Fully Compatible (GQL family)#
These Cypher features work identically in WorldCypher:
Statements: CREATE, MATCH, OPTIONAL MATCH, WHERE, RETURN, ORDER BY, SKIP, LIMIT, DELETE, DETACH DELETE, SET, REMOVE, MERGE, WITH, UNION, UNWIND, CASE WHEN
Predicates: AND, OR, NOT, XOR, =, <>, <, >, <=, >=, IS NULL, IS NOT NULL, IN, CONTAINS, STARTS WITH, ENDS WITH, EXISTS
Functions: id(), labels(), type(), count(), sum(), avg(), min(), max(), collect(), coalesce(), toString(), toInteger(), toFloat(), toLower(), toUpper(), trim(), substring(), left(), right(), replace(), split(), reverse()
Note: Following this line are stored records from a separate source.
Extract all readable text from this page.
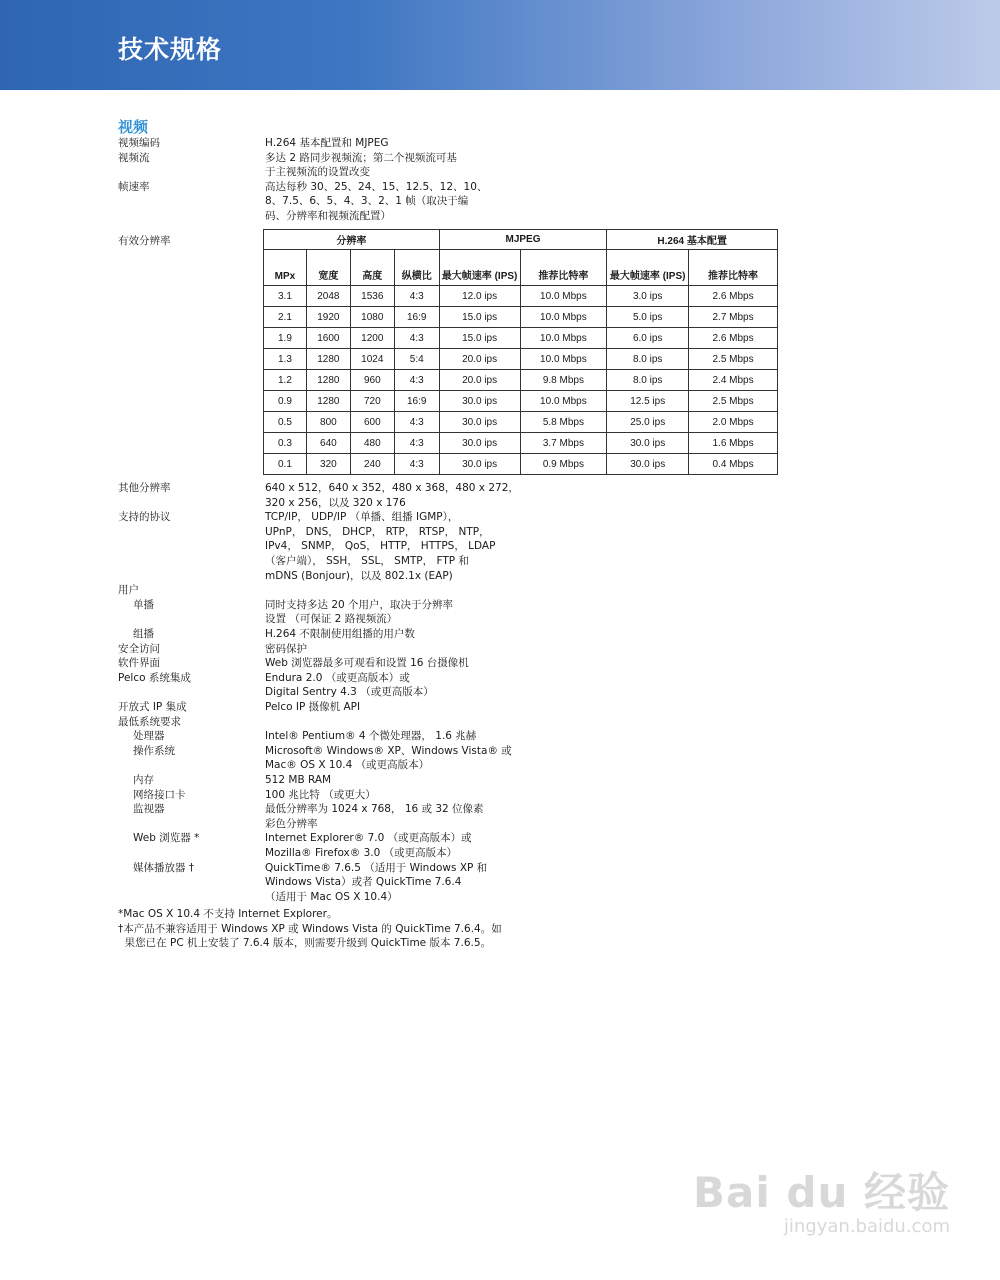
技术规格
视频
视频编码	H.264 基本配置和 MJPEG
视频流	多达 2 路同步视频流；第二个视频流可基
于主视频流的设置改变
帧速率	高达每秒 30、25、24、15、12.5、12、10、
8、7.5、6、5、4、3、2、1 帧（取决于编
码、分辨率和视频流配置）
有效分辨率	分辨率				MJPEG		H.264 基本配置	
MPx	宽度	高度	纵横比	最大帧速率 (IPS)	推荐比特率	最大帧速率 (IPS)	推荐比特率
3.1	2048	1536	4:3	12.0 ips	10.0 Mbps	3.0 ips	2.6 Mbps
2.1	1920	1080	16:9	15.0 ips	10.0 Mbps	5.0 ips	2.7 Mbps
1.9	1600	1200	4:3	15.0 ips	10.0 Mbps	6.0 ips	2.6 Mbps
1.3	1280	1024	5:4	20.0 ips	10.0 Mbps	8.0 ips	2.5 Mbps
1.2	1280	960	4:3	20.0 ips	9.8 Mbps	8.0 ips	2.4 Mbps
0.9	1280	720	16:9	30.0 ips	10.0 Mbps	12.5 ips	2.5 Mbps
0.5	800	600	4:3	30.0 ips	5.8 Mbps	25.0 ips	2.0 Mbps
0.3	640	480	4:3	30.0 ips	3.7 Mbps	30.0 ips	1.6 Mbps
0.1	320	240	4:3	30.0 ips	0.9 Mbps	30.0 ips	0.4 Mbps
其他分辨率	640 x 512，640 x 352，480 x 368，480 x 272，
320 x 256，以及 320 x 176
支持的协议	TCP/IP， UDP/IP （单播、组播 IGMP），
UPnP， DNS， DHCP， RTP， RTSP， NTP，
IPv4， SNMP， QoS， HTTP， HTTPS， LDAP
（客户端）， SSH， SSL， SMTP， FTP 和
mDNS (Bonjour)，以及 802.1x (EAP)
用户
单播	同时支持多达 20 个用户，取决于分辨率
设置 （可保证 2 路视频流）
组播	H.264 不限制使用组播的用户数
安全访问	密码保护
软件界面	Web 浏览器最多可观看和设置 16 台摄像机
Pelco 系统集成	Endura 2.0 （或更高版本）或
Digital Sentry 4.3 （或更高版本）
开放式 IP 集成	Pelco IP 摄像机 API
最低系统要求
处理器	Intel® Pentium® 4 个微处理器， 1.6 兆赫
操作系统	Microsoft® Windows® XP、Windows Vista® 或
Mac® OS X 10.4 （或更高版本）
内存	512 MB RAM
网络接口卡	100 兆比特 （或更大）
监视器	最低分辨率为 1024 x 768， 16 或 32 位像素
彩色分辨率
Web 浏览器 *	Internet Explorer® 7.0 （或更高版本）或
Mozilla® Firefox® 3.0 （或更高版本）
媒体播放器 †	QuickTime® 7.6.5 （适用于 Windows XP 和
Windows Vista）或者 QuickTime 7.6.4
（适用于 Mac OS X 10.4）
*Mac OS X 10.4 不支持 Internet Explorer。
†本产品不兼容适用于 Windows XP 或 Windows Vista 的 QuickTime 7.6.4。如
果您已在 PC 机上安装了 7.6.4 版本，则需要升级到 QuickTime 版本 7.6.5。
Bai du 经验
jingyan.baidu.com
Patterns: Node patterns (n:Label {prop: val}), relationship patterns -[:TYPE]->, variable-length paths [*1..5], shortestPath()
Schema: CREATE INDEX, CREATE CONSTRAINT (unique), DROP INDEX, DROP CONSTRAINT
WorldCypher Extensions#
Features in WorldCypher that go beyond standard GQL — ArcFlow-specific capabilities:
| Feature | Syntax | Purpose |
|---|---|---|
| Temporal snapshots | MATCH (n) AS OF 1700000000000 | Point-in-time queries |
| Confidence scoring | confidence(n), observationClass(n) | Trust metadata on every node/edge |
| Authority planes | authorityPlane(n) | Semantic vs scene classification |
| Clock domains | clockDomain(n) | Multi-clock temporal modeling |
| Observation source | observationSource(n) | Provenance tracking |
| Map projection | RETURN n {.name, .age} | Project specific properties |
| toJson | toJson(n) | Serialize node to JSON |
| hash | hash(n.prop) | FNV-1a deterministic hashing |
| Graph algorithms | CALL algo.pageRank() | 20+ built-in algorithms (no separate plugin) |
| PROCESS NODE | PROCESS NODE (n:Label) ... | Batch node processing with constructors |
| REPROCESS | REPROCESS | Re-run edge constructors |
| Vector search | CALL algo.vectorSearch() | HNSW nearest-neighbor search |
| GraphRAG | CALL algo.graphRAGTrusted() | Confidence-filtered RAG pipeline |
| EXPLAIN / PROFILE | EXPLAIN MATCH ... | Query plan introspection |
Not Yet Supported#
Standard GQL features or ecosystem-specific extensions not yet available in WorldCypher:
| Feature | Status | Alternative |
|---|---|---|
FOREACH | Not implemented | Use UNWIND + CREATE |
CALL {} IN TRANSACTIONS | Not applicable | In-process, no batching needed |
LOAD CSV | Different syntax | :import csv path/to/file.csv |
| Plugin/extension procedures | Not applicable | Built-in equivalents where needed |
SHOW DATABASES | Single database | CALL db.stats() |
Subqueries (CALL {}) | Not implemented | Use WITH for pipeline queries |
CREATE ... SET chaining | Use comma syntax | CREATE (n:Label {prop1: v1, prop2: v2}) |
| Multi-database | Not implemented | Single graph store |
| Role-based access | Planned | Currently single-user |
Performance Snapshot#
Recent ArcFlow benchmark runs on the current engine show strong single-node throughput in the embedded path:
| Workload | Current throughput |
|---|---|
| IS1: person profile | 10.6M/s |
| Property scan | 14.6M/s |
| Count(Person) | 43.7M/s |
| 3-hop traversal | 780.0K/s |
| Upsert (1K get_or_create) | 10.1M/s |
| Bulk insert + edges | 503.7K/s |
| Index build single | 151.3/s |
| Index build composite | 343.8/s |
For the exact benchmark methodology and the latest corrected report, see the engine benchmark artifacts in the main ArcFlow repository.
Migration Steps#
Step 1: Export from Your Current Database#
Export your data as Cypher statements, CSV, or JSON from your current stack. The exact command depends on your existing tooling, but the migration target is the same: node rows, relationship rows, and any schema definitions you want to recreate.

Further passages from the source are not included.